Nach diesem ersten wichtigen Sieg ­endete auch die zweite Partie gegen die unbequem agierende Barmer TG positiv (34:32) für den späteren Vizemeister. Es folgte nach einer längeren Pause das knappe 31:32 gegen den Gadderbaumer TV. Doch gegen die letzten beiden Gegner der Vorrunde, VfL Eintracht Hannover (34:25) und TV Berkenbaum (35:26), setzte sich Grohn deutlich durch. „Wir hatten ganz schnell zu unserer Linie gefunden“, erzählte Susanne Korte. Ihr Team hatte nach dem ersten Veranstaltungstag 8:2 Punkte auf dem Konto und sich damit direkt für das Halbfinale empfohlen.

Das Kreuzspiel bestritten sie tags darauf in der benachbarten Geestlandhalle erneut gegen die SG Arbergen-Mahndorf. „Dabei stellten wir unsere Taktik um. Der Hallenboden war sehr stumpf. Deshalb haben wir überwiegend hohe Bälle auf die Rückschlägerin gespielt. Das hat Christine Glinsky-Hädrich souverän erledigt“, teilte Susanne Korte mit. Mit einem 30:29-Erfolg war die Finalteilnahme realisiert.

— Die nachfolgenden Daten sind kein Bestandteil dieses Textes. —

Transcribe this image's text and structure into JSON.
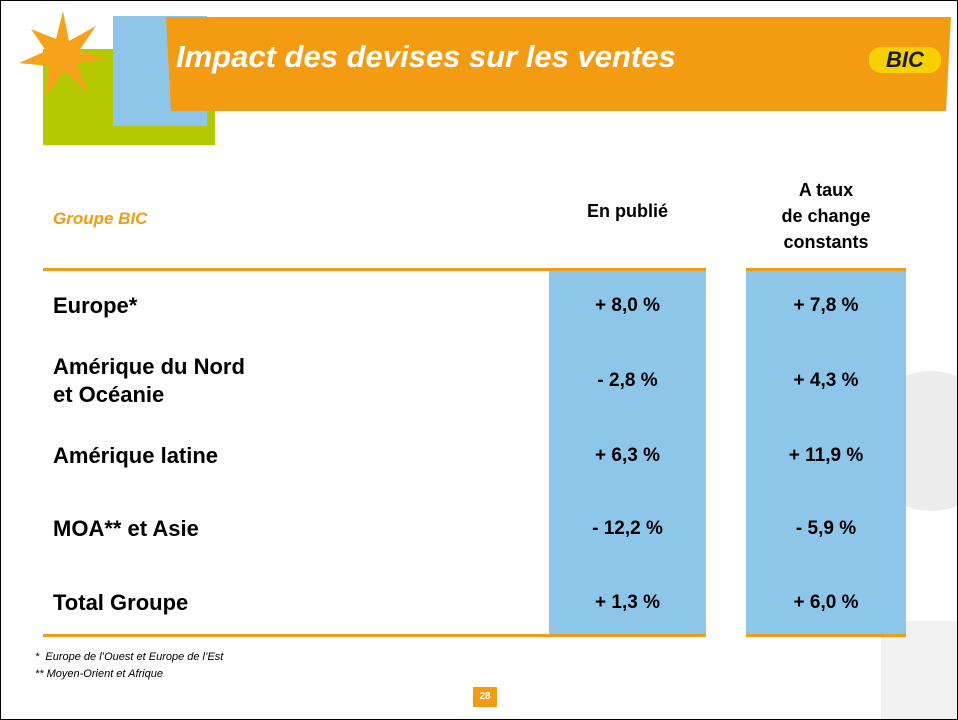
{
  "header": {
    "title": "Impact des devises sur les ventes",
    "logo": "BIC"
  },
  "table": {
    "group_label": "Groupe BIC",
    "columns": [
      "En publié",
      "A taux\nde change\nconstants"
    ],
    "rows": [
      [
        "Europe*",
        "+ 8,0 %",
        "+ 7,8 %"
      ],
      [
        "Amérique du Nord\net Océanie",
        "- 2,8 %",
        "+ 4,3 %"
      ],
      [
        "Amérique latine",
        "+ 6,3 %",
        "+ 11,9 %"
      ],
      [
        "MOA** et Asie",
        "- 12,2 %",
        "- 5,9 %"
      ],
      [
        "Total Groupe",
        "+ 1,3 %",
        "+ 6,0 %"
      ]
    ]
  },
  "footnotes": [
    "*  Europe de l’Ouest et Europe de l’Est",
    "** Moyen-Orient et Afrique"
  ],
  "page_number": "28"
}
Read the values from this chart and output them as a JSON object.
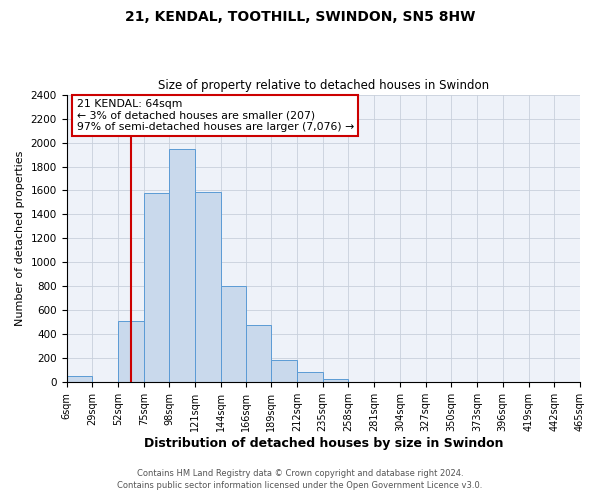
{
  "title": "21, KENDAL, TOOTHILL, SWINDON, SN5 8HW",
  "subtitle": "Size of property relative to detached houses in Swindon",
  "xlabel": "Distribution of detached houses by size in Swindon",
  "ylabel": "Number of detached properties",
  "bin_edges": [
    6,
    29,
    52,
    75,
    98,
    121,
    144,
    166,
    189,
    212,
    235,
    258,
    281,
    304,
    327,
    350,
    373,
    396,
    419,
    442,
    465
  ],
  "bin_heights": [
    50,
    0,
    510,
    1580,
    1950,
    1590,
    800,
    480,
    190,
    90,
    30,
    0,
    0,
    0,
    0,
    0,
    0,
    0,
    0,
    0
  ],
  "bar_color": "#c9d9ec",
  "bar_edge_color": "#5b9bd5",
  "vline_x": 64,
  "vline_color": "#cc0000",
  "annotation_text_line1": "21 KENDAL: 64sqm",
  "annotation_text_line2": "← 3% of detached houses are smaller (207)",
  "annotation_text_line3": "97% of semi-detached houses are larger (7,076) →",
  "box_edge_color": "#cc0000",
  "ylim": [
    0,
    2400
  ],
  "yticks": [
    0,
    200,
    400,
    600,
    800,
    1000,
    1200,
    1400,
    1600,
    1800,
    2000,
    2200,
    2400
  ],
  "tick_labels": [
    "6sqm",
    "29sqm",
    "52sqm",
    "75sqm",
    "98sqm",
    "121sqm",
    "144sqm",
    "166sqm",
    "189sqm",
    "212sqm",
    "235sqm",
    "258sqm",
    "281sqm",
    "304sqm",
    "327sqm",
    "350sqm",
    "373sqm",
    "396sqm",
    "419sqm",
    "442sqm",
    "465sqm"
  ],
  "footer_line1": "Contains HM Land Registry data © Crown copyright and database right 2024.",
  "footer_line2": "Contains public sector information licensed under the Open Government Licence v3.0.",
  "background_color": "#ffffff",
  "ax_background_color": "#eef2f9",
  "grid_color": "#c8d0dc"
}
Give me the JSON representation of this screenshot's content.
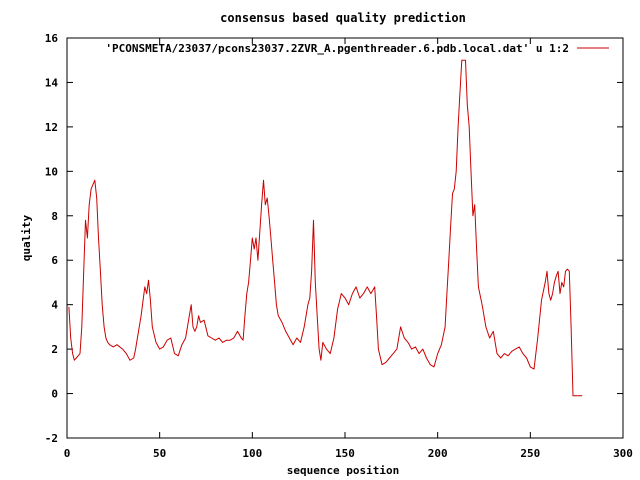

Für das Duell um den Titel hatte sich der Gadderbaumer TV mit einem 35:25-Sieg qualifiziert. „Zu diesem Zeitpunkt waren wir toll aufeinander eingespielt“, verriet die Grohner Teamsprecherin. So entwickelte sich ein spannendes Endspiel, bei dem die Annahme auf beiden Feldhälften gut stand. Ausschlaggebend für den späteren 30:28-Sieg der Bielefelderinnen sei deren starke Rückschlägerin gewesen.

Eine Außenseiterrolle spielten die Schönebecker Prellballer, die mit Friedhelm Wolf, Bernd Tusche sowie Michael und Thorsten Tietje angetreten waren, in der Männer-Konkurrenz 40. In der Vorrunde erbeuteten sie lediglich einen Zähler beim 34:34 gegen den SV Kehlen. Niederlagen schlugen gegen den MTV Schladen (30:34), den Linden-Dahlhauser TV (32:34) und den TV Zeilhard (25:37) zu Buche. Mit Gruppenrang vier ging es ins Platzierungsduell um Rang sieben gegen den VfL Waiblingen. Nach einem harten Kräftemessen setzte sich Schönebeck in der Verlängerung durch (51:49).